When dealing with large amounts of data, it is often necessary to store it in a remote location. This not only reduces the burden of sharing large datasets, but also allows to efficiently version the data, e.g., on a git repository. Indeed, using a remote data lake you decouple data storing from data structure:

  • binary blobs are securely backed up on a data lake, e.g., a S3 bucket

  • the dataset is versioned and shared as a collection of text files

In this section we will see how to use a remote data lake with pipelime.

Setup

First, you need a remote location, e.g., a S3 bucket or a shared folder. Then, make sure you can access it from your machine. Shared folders should be mounted as a network drive, while to access S3 buckets you usually have multiple options:

  • environment variables:

    • access key: AWS_ACCESS_KEY_ID, AWS_ACCESS_KEY, MINIO_ACCESS_KEY

    • secret key: AWS_SECRET_ACCESS_KEY, AWS_SECRET_KEY, MINIO_SECRET_KEY

    • session token: AWS_SESSION_TOKEN

  • configuration files:

    • ~/.aws/credentials

    • ~/[.]mc/config.json

Upload Your Data

To upload a dataset to a remote location, pipelime provides the remote-add command, which takes a dataset as input, uploads the data and writes a new dataset including only paths to the data lake. The full range of options is as follows:

  • input: the input dataset

  • output: the output dataset

  • grabber: multiprocessing options

  • remotes: one or more remote locations, e.g., s3://user:password@host:port/bucket

  • keys: the item keys to upload (leave empty to upload all items)

  • start, stop, step: input slicing options to limit the sample to upload (but the whole dataset is always written to disk)

Likewise, the remote-upload stage is available with a similar interface.

Eventually, you end up with a sequence where the items have multiple sources, i.e., the local file path and one or more remote paths.
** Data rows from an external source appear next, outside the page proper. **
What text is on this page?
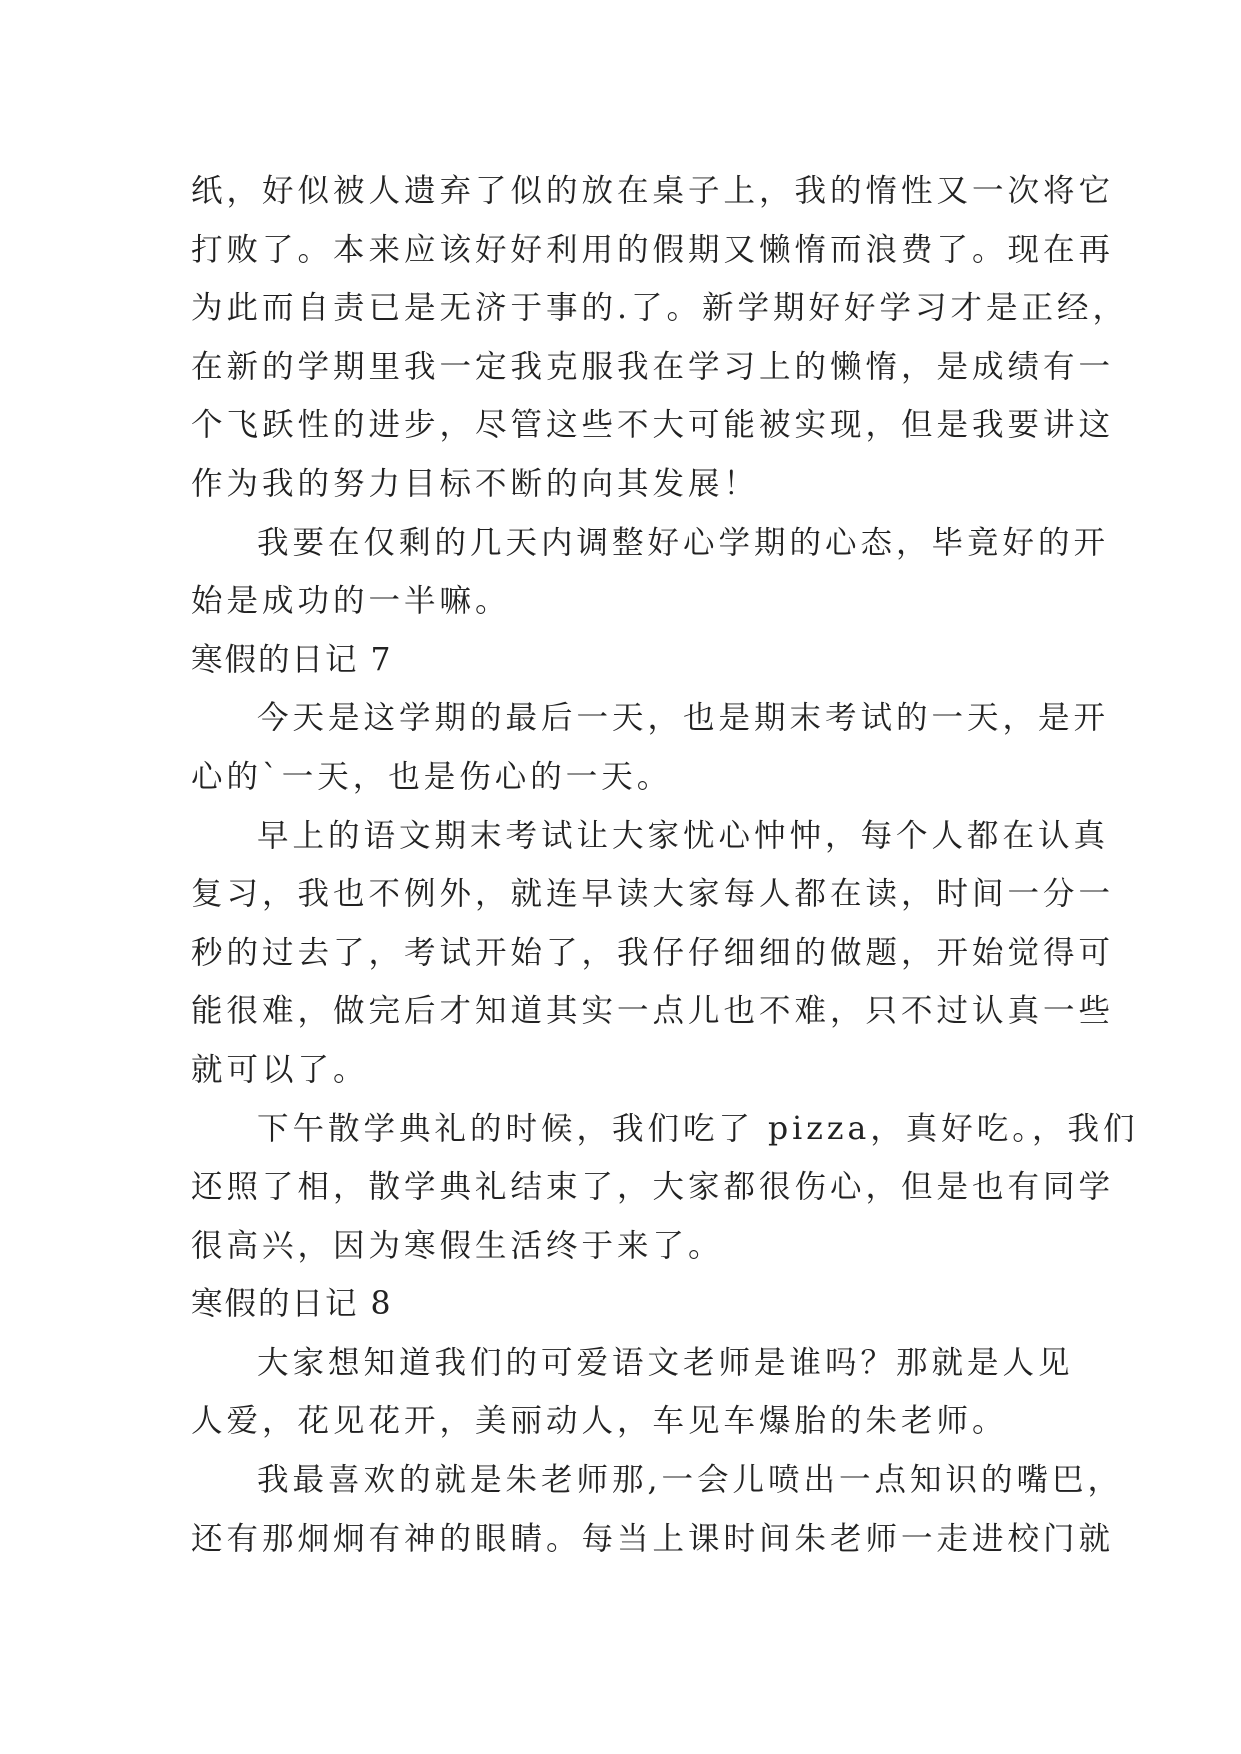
纸，好似被人遗弃了似的放在桌子上，我的惰性又一次将它
打败了。本来应该好好利用的假期又懒惰而浪费了。现在再
为此而自责已是无济于事的.了。新学期好好学习才是正经，
在新的学期里我一定我克服我在学习上的懒惰，是成绩有一
个飞跃性的进步，尽管这些不大可能被实现，但是我要讲这
作为我的努力目标不断的向其发展！
我要在仅剩的几天内调整好心学期的心态，毕竟好的开
始是成功的一半嘛。
寒假的日记 7
今天是这学期的最后一天，也是期末考试的一天，是开
心的`一天，也是伤心的一天。
早上的语文期末考试让大家忧心忡忡，每个人都在认真
复习，我也不例外，就连早读大家每人都在读，时间一分一
秒的过去了，考试开始了，我仔仔细细的做题，开始觉得可
能很难，做完后才知道其实一点儿也不难，只不过认真一些
就可以了。
下午散学典礼的时候，我们吃了 pizza，真好吃。，我们
还照了相，散学典礼结束了，大家都很伤心，但是也有同学
很高兴，因为寒假生活终于来了。
寒假的日记 8
大家想知道我们的可爱语文老师是谁吗？那就是人见
人爱，花见花开，美丽动人，车见车爆胎的朱老师。
我最喜欢的就是朱老师那,一会儿喷出一点知识的嘴巴，
还有那炯炯有神的眼睛。每当上课时间朱老师一走进校门就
When writing to disk, though, a single text file is created for each item, including only the remote addresses. Please note that this behavior can be altered by setting different serialization modes.

Instead, on the remote location you will find a single folder containing all the files and some metadata. The file names come from a hash computed on the file content itself, e.g., SHA 256, so that you can safely upload the same file multiple times without wasting space. At the same time, you can split the dataset into multiple collections and upload them independently, without worrying about collisions, as well as upload different versions of an item data without overwriting the previous one.

Sharing And Versioning

Once uploaded, your dataset is just a collection of text files, so you can version and share it as you would do with any other folder of text files. Also, no special care is needed when reading it. Pipelime recognizes the remote paths and automatically downloads the data when needed from the first available source. This means that you can even provide multiple remote locations if users have different access rights.

Finally, downloading and saving the binary data to disk is straighforward. Just use the clone command and set the serialization mode to anything but REMOTE_FILE, for example:

$ pipelime clone +i remote_only_dataset +o.folder local_dataset +o.serialization.override.CREATE_NEW_FILE null

Attention

To remove a remote source from your dataset, you can use the remote-remove command, which has an interface similar to remote-add. However, no action is performed on the remote location, since we don’t know if other datasets are using the same files. Therefore, you should manually remove the remote files when no longer needed.